The Baltimore Sun: Family of bicyclist killed in city accident files $5 million suit
Attorney claims driver of truck was negligent; police determined victim, 67, at fault
By Liz F. Kay | liz.kay@baltsun.com
5:33 p.m. EST, March 4, 2010
The family of a bicyclist who was killed last year in a collision with a truck on Maryland Avenue near downtown Baltimore has filed a $5 million wrongful death suit against the driver and his employer.
On Aug. 4, John R. “Jack” Yates, 67, was riding his bike south on Maryland Avenue behind a truck when he got caught in the vehicle’s rear wheels and was run over as it turned right on Lafayette Avenue, in the Charles North neighborhood, police said at the time. Yates died at the scene.
The civil suit, filed Wednesday in Baltimore City Circuit Court on behalf of Yates’ wife, son and daughter, seeks compensatory damages for negligence by driver Michael Dale Chandler of Severn and Potts & Callahan Inc., a demolition, excavation and equipment rental company.
Steven D. Silverman, the attorney representing Yates’ family, claims that Chandler and his employer were negligent because a surveillance video shows the driver turned right without signaling. Also, “he took a right turn without making sure it was clear and free of traffic — cyclists or pedestrians,” Silverman said.
The lawyer argued that Yates was not negligent because statutes governing bicyclists require them to stay with the flow of traffic, as far to the right as possible.
“That’s exactly what Mr. Yates did,” Silverman said.
But investigators determined that Yates was at fault because he was riding in parking lanes and tried to pass the truck on the right, which is illegal in Maryland, said Agent Donny Moses, a city police spokesman.
“Our investigators concluded that Mr. Yates drove into the truck,” Moses said. No charges were filed against Chandler.
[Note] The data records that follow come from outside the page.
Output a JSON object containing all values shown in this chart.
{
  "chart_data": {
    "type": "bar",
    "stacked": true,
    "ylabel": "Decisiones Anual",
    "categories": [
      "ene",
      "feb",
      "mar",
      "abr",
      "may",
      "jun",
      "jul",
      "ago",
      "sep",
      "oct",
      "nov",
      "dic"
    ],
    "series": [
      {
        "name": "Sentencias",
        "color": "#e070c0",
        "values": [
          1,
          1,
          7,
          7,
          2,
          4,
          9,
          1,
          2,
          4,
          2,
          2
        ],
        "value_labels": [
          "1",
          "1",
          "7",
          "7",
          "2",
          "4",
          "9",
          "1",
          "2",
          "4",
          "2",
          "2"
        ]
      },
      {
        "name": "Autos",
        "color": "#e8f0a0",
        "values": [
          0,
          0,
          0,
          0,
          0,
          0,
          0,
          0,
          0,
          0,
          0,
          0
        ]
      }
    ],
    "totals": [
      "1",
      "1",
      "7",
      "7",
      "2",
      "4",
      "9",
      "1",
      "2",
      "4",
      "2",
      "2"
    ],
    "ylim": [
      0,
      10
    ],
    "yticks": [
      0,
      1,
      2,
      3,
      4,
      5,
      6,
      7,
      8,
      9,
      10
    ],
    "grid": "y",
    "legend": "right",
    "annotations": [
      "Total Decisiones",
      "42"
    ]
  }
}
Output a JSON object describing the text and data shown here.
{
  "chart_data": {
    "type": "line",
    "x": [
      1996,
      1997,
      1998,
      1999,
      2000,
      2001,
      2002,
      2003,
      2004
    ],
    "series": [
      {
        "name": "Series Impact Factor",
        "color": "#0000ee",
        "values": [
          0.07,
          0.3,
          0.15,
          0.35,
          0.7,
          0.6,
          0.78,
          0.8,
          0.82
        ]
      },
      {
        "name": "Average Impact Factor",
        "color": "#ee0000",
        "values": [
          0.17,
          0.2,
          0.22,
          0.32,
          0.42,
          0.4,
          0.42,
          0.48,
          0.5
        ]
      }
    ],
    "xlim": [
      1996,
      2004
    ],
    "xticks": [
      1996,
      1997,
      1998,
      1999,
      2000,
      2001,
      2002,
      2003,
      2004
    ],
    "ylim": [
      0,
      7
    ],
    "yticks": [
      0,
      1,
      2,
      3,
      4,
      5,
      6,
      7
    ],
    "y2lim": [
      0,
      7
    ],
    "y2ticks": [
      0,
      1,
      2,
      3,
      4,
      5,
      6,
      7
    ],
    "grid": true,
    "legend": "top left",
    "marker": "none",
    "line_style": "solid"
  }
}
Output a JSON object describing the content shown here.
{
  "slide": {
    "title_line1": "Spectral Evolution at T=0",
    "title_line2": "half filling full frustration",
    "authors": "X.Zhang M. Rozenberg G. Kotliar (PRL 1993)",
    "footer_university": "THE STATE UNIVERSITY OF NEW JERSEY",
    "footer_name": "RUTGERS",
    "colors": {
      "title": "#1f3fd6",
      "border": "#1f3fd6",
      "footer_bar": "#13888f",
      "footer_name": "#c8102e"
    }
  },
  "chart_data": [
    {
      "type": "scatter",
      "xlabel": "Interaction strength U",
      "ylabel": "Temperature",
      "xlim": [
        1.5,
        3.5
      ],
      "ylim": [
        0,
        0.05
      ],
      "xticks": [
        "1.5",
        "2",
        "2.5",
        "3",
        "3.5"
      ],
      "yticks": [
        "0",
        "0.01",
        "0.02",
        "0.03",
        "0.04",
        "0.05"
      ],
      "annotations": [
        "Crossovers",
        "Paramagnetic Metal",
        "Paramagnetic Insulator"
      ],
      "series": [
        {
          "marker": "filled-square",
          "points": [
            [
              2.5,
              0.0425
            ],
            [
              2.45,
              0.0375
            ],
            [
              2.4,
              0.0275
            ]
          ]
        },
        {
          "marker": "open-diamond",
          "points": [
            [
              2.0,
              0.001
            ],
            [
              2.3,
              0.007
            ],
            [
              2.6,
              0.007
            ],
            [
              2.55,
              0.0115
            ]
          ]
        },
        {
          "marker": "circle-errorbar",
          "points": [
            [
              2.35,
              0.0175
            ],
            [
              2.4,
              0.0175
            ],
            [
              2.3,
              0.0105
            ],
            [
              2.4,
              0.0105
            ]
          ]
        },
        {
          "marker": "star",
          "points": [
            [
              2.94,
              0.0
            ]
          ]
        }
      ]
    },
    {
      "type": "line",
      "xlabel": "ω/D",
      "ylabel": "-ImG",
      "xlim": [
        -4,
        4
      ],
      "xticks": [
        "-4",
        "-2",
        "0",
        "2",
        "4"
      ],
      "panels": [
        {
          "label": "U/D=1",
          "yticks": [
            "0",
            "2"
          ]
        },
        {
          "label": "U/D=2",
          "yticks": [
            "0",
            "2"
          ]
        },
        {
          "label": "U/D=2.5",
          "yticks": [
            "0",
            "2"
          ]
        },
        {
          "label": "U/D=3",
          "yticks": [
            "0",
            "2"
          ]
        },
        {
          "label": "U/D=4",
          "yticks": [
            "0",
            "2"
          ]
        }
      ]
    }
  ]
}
The truck, a fully loaded fuel tanker, did not stop after the accident, but Moses said investigators do not believe the driver was aware of the collision.
“You roll over a body in that size truck, it’s kind of like rolling over a pebble,” he said.
Marc A. Klitenic, an attorney for Potts & Callahan, told the Maryland Daily Record that it was not a company truck that hit Yates and evidence shows that neither Chandler nor Potts & Callahan caused the collision. He said that police tests of blood and hair found on the company’s truck were inconclusive.
According to the accident report, police found a vehicle two days after the collision at Potts & Callahan’s service yard on the 2800 block of Falls Road that matched the one in the surveillance video. DNA testing of hair and blood on the truck’s tires confirmed that the samples belonged to Yates, Moses said, confirming for police that the vehicle was involved in the collision.
However, “it was inconclusive as to what caused the accident,” he said.